In Graeco-Roman mythology, Prometheus was the Titan who stole fire from the gods of Mount Olympus and passed it on to humanity, thereby earning their everlasting wrath. Zeus punished him by chaining him to a rock to have his liver pecked out each day by an eagle. To prolong the agony, the liver grew back every night so his punishment could start all over again the next day.
It was the mark of small-minded vengeful deities given to spite, not the magnanimous forgiveness of the New Testament Bible, the purported bedrock of the One Nation Under God.
Without Julian Assange & Chelsea Manning (now released), we’d never have known about the US killings of the Reuters journalists and their associates in Iraq. We would never have learnt there was no massacre in Tiananmen Square. Or a slew of more of the kind of information journalists are supposed to expose.
No laws broken
Australia now fails to defend its own citizen, who’d broken no Oz laws nor threatened its democracy. (Assange actually held back information that risked lives.) It has humiliatingly buckled under Blinken’s renewed persecution of his helpless quarry in this vicious fox-hunt: the unspeakable in pursuit of the uneatable.

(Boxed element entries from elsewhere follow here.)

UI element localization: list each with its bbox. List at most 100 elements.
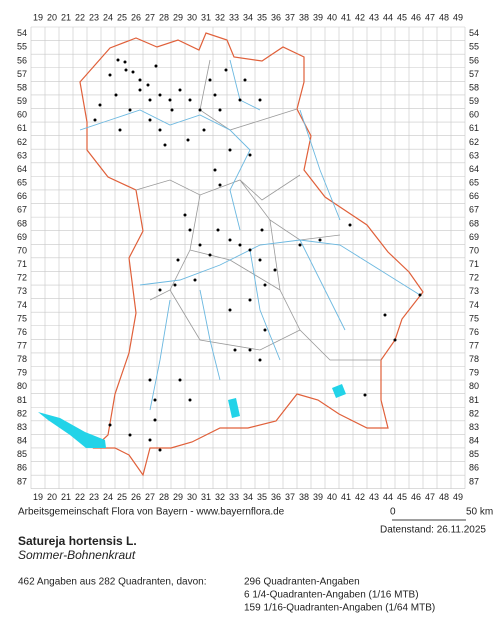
- common-name: Sommer-Bohnenkraut: [18, 548, 136, 562]
- row-label: 57: [17, 69, 27, 79]
- occurrence-dots: [93, 58, 422, 452]
- row-label: 78: [469, 354, 479, 364]
- column-label: 23: [89, 12, 99, 22]
- summary: 462 Angaben aus 282 Quadranten, davon:: [18, 577, 207, 588]
- column-label: 40: [327, 492, 337, 502]
- row-label: 58: [17, 82, 27, 92]
- row-label: 78: [17, 354, 27, 364]
- row-label: 69: [17, 232, 27, 242]
- column-label: 44: [383, 492, 393, 502]
- column-label: 28: [159, 492, 169, 502]
- breakdown-item: 159 1/16-Quadranten-Angaben (1/64 MTB): [244, 603, 435, 614]
- row-label: 73: [469, 286, 479, 296]
- row-label: 81: [17, 395, 27, 405]
- column-label: 49: [453, 12, 463, 22]
- column-label: 25: [117, 12, 127, 22]
- column-label: 21: [61, 12, 71, 22]
- row-label: 59: [469, 96, 479, 106]
- column-label: 36: [271, 492, 281, 502]
- row-label: 60: [469, 110, 479, 120]
- column-label: 47: [425, 12, 435, 22]
- row-label: 79: [17, 368, 27, 378]
- row-label: 74: [469, 300, 479, 310]
- row-label: 82: [469, 408, 479, 418]
- row-label: 54: [17, 28, 27, 38]
- row-label: 81: [469, 395, 479, 405]
- column-label: 23: [89, 492, 99, 502]
- row-label: 62: [17, 137, 27, 147]
- row-label: 82: [17, 408, 27, 418]
- row-label: 55: [17, 42, 27, 52]
- column-label: 41: [341, 492, 351, 502]
- row-label: 61: [469, 123, 479, 133]
- row-label: 84: [17, 436, 27, 446]
- grid-labels: 19 19 20 20 21 21 22 22 23 23 24 24 25 25 26 26 27 27 28 28…: [17, 12, 479, 502]
- column-label: 28: [159, 12, 169, 22]
- row-label: 54: [469, 28, 479, 38]
- column-label: 26: [131, 492, 141, 502]
- credit: Arbeitsgemeinschaft Flora von Bayern - w…: [18, 507, 285, 518]
- row-label: 61: [17, 123, 27, 133]
- row-label: 68: [469, 218, 479, 228]
- breakdown-item: 296 Quadranten-Angaben: [244, 577, 360, 588]
- row-label: 64: [469, 164, 479, 174]
- row-label: 65: [469, 178, 479, 188]
- row-label: 80: [17, 381, 27, 391]
- state-border: [79, 32, 424, 477]
- row-label: 67: [17, 205, 27, 215]
- column-label: 36: [271, 12, 281, 22]
- column-label: 27: [145, 12, 155, 22]
- column-label: 30: [187, 12, 197, 22]
- column-label: 31: [201, 12, 211, 22]
- row-label: 68: [17, 218, 27, 228]
- row-label: 76: [17, 327, 27, 337]
- column-label: 31: [201, 492, 211, 502]
- row-label: 58: [469, 82, 479, 92]
- row-label: 67: [469, 205, 479, 215]
- lake-bodensee: [38, 412, 106, 448]
- row-label: 83: [17, 422, 27, 432]
- column-label: 39: [313, 492, 323, 502]
- column-label: 42: [355, 492, 365, 502]
- column-label: 22: [75, 12, 85, 22]
- column-label: 20: [47, 492, 57, 502]
- column-label: 34: [243, 12, 253, 22]
- row-label: 63: [17, 150, 27, 160]
- row-label: 55: [469, 42, 479, 52]
- column-label: 37: [285, 12, 295, 22]
- column-label: 19: [33, 492, 43, 502]
- column-label: 22: [75, 492, 85, 502]
- column-label: 45: [397, 12, 407, 22]
- column-label: 30: [187, 492, 197, 502]
- column-label: 40: [327, 12, 337, 22]
- column-label: 39: [313, 12, 323, 22]
- row-label: 60: [17, 110, 27, 120]
- column-label: 32: [215, 12, 225, 22]
- column-label: 46: [411, 492, 421, 502]
- column-label: 45: [397, 492, 407, 502]
- row-label: 74: [17, 300, 27, 310]
- row-label: 75: [469, 313, 479, 323]
- row-label: 66: [469, 191, 479, 201]
- row-label: 57: [469, 69, 479, 79]
- column-label: 49: [453, 492, 463, 502]
- column-label: 33: [229, 12, 239, 22]
- row-label: 87: [469, 476, 479, 486]
- row-label: 72: [469, 273, 479, 283]
- column-label: 27: [145, 492, 155, 502]
- row-label: 70: [17, 245, 27, 255]
- lake-chiemsee: [332, 384, 346, 398]
- column-label: 48: [439, 12, 449, 22]
- column-label: 29: [173, 12, 183, 22]
- row-label: 71: [469, 259, 479, 269]
- row-label: 59: [17, 96, 27, 106]
- row-label: 56: [17, 55, 27, 65]
- column-label: 24: [103, 492, 113, 502]
- row-label: 86: [469, 463, 479, 473]
- column-label: 38: [299, 12, 309, 22]
- row-label: 79: [469, 368, 479, 378]
- row-label: 86: [17, 463, 27, 473]
- column-label: 19: [33, 12, 43, 22]
- lake-ammersee: [228, 398, 240, 418]
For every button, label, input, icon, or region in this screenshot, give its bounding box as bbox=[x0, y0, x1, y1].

A democracy can only exist if its populace is given accurate information with which to make informed choices at the ballot box. This clearly isn’t happening. Instead, the people trying to keep us informed are threatened with death by the state or actually killed. Blinken’s snub to Australia’s subdued pleas for an end to Assange’s prosecution exposes the unequal relationship between the US and its vassal states.
Australia’s once-excellent trading relationship with China is in tatters, while the US scoops up the lost deals. It’s been dragged into America’s jealous war with an upcoming rival at enormous cost and jeopardy. And now it can’t even defend its own.
If the UK is Airstrip One, what does that make Australia?